Many kinds of sounds can cause noise-induced hearing loss. The louder the sounds, the sooner hearing loss will happen.

Here are some common sources of loud noise that may cause hearing loss over time:

Recreational-activity noises. Concerts, nightclubs, truck shows and car races, target shooting, hunting, sporting events, motorcycles, and listening to loud music through earbuds or headphones.

At-home noises. Children's toys, lawnmowers, leaf blowers, woodworking tools, and stereo systems or televisions at high volume. 

Work-related noises. Power tools, sirens, firearms and firecrackers, and gas-powered lawnmowers.

Sound is expressed in decibels, which measure the sound energy in a closed space. A whisper is about 30 decibels, a washing machine or dishwasher generates about 70 decibels, and gas-powered lawnmowers or leaf blowers produce 80 to 90 decibels. Exposure to 80 to 90 decibels continuously for two hours may damage your hearing. 

Louder sounds can damage your hearing quickly. Approaching subway trains, car horns, sporting events, and even some power tools reach 100 decibels, and just 15 minutes of exposure can damage your hearing. Stereo headsets at full volume (110 decibels) and rock music concerts (120 decibels) also harm your ears in just a few minutes. 

You should be aware of the noise levels at places you visit regularly. Your workplace is the most important since you spend several hours at a stretch there.

Workplaces using machine tools should measure their decibel levels. Remember that the decibel scale is not linear, but logarithmic. A 20 decibel sound is not twice as loud as 10 decibels. It's 10 times louder. 

You can measure the noise level in your surroundings with a sound level meter. Sound level meters are also available as smartphone apps. As a rough guide, if you can't talk normally to someone at arm's length and need to raise your voice, the noise intensity is probably over 85 decibels. This level of noise will harm your hearing after prolonged exposure.

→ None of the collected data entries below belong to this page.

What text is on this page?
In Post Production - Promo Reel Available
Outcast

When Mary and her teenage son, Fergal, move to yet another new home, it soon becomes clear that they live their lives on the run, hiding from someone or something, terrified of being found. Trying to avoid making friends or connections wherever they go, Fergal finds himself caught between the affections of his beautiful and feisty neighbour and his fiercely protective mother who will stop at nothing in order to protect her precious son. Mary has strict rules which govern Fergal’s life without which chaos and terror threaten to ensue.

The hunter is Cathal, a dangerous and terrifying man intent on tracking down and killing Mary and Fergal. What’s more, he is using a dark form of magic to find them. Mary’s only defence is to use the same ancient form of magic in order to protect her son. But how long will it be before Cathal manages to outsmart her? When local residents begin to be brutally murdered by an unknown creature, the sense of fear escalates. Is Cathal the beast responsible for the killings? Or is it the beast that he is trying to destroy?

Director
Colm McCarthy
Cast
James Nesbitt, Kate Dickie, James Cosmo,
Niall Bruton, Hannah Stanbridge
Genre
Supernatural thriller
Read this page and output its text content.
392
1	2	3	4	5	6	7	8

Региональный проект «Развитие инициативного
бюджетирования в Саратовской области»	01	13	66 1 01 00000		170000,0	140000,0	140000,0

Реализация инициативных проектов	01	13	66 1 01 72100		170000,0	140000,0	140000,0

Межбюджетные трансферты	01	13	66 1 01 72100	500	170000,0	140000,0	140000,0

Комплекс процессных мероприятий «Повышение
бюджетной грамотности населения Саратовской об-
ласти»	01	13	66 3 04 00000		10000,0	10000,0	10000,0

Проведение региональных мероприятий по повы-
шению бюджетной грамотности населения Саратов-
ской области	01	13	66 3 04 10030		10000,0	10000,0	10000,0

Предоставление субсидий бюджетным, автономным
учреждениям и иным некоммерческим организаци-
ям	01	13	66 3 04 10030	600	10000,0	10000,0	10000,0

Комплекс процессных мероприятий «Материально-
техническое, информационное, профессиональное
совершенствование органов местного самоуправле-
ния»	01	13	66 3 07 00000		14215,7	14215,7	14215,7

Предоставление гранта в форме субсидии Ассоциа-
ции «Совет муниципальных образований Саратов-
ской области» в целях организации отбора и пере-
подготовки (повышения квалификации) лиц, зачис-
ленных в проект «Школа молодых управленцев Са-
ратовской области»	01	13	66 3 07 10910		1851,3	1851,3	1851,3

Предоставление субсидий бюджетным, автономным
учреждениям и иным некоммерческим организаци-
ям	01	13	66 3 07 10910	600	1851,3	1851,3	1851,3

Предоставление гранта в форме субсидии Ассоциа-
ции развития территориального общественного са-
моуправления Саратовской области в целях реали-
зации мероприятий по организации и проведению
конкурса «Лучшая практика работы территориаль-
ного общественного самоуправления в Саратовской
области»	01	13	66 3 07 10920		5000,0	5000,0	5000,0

The National Institute for Occupational Safety and Health recommends 85 decibels as the upper level of noise exposure for workers. It's assumed that exposure will be for eight hours a day, five days a week, and that workers will spend their other time in quieter places.

Here are some precautions to take to prevent noise-induced hearing loss:

  • Wear earmuffs in your noisy work environment.
  • Choose quieter leisure activities to give your ears time to recover.
  • Wear foam earplugs when expecting loud exposure. They can reduce noise exposure by up to 25 decibels. 
  • Quieten your home. Drapes, curtains, and double-pane windows can reduce outside noise, while carpets and mats under loud appliances reduce inside noise.
  • Get used to playing stereo systems, televisions, and personal music systems at a low volume.
  • If you can't protect yourself from noise, move away from it.
  • Protect the ears of children too young to do it themselves.

Permanent hearing loss can't be reversed. When you notice difficulty hearing everyday sounds, you should report it to your doctor. They will arrange a hearing test (audiometry) for you. Such tests can show the degree of your hearing loss (mild, moderate, or profound). They also show whether you have lost hearing in high frequencies, low frequencies, or all frequencies.

Detecting hearing loss early is essential for treatment. If loud noise exposure is a part of your day, have your hearing checked at regular intervals. If you find you do have hearing loss, take steps to avoid more noise exposure so the hearing loss doesn't worsen.

Your physician may advise a hearing aid. This device, worn in your ear, helps you hear better by magnifying sound. For more severe hearing loss, your doctor might recommend cochlear implants. Cochlear implants are electronic devices that require surgery to implant and send signals to your brain.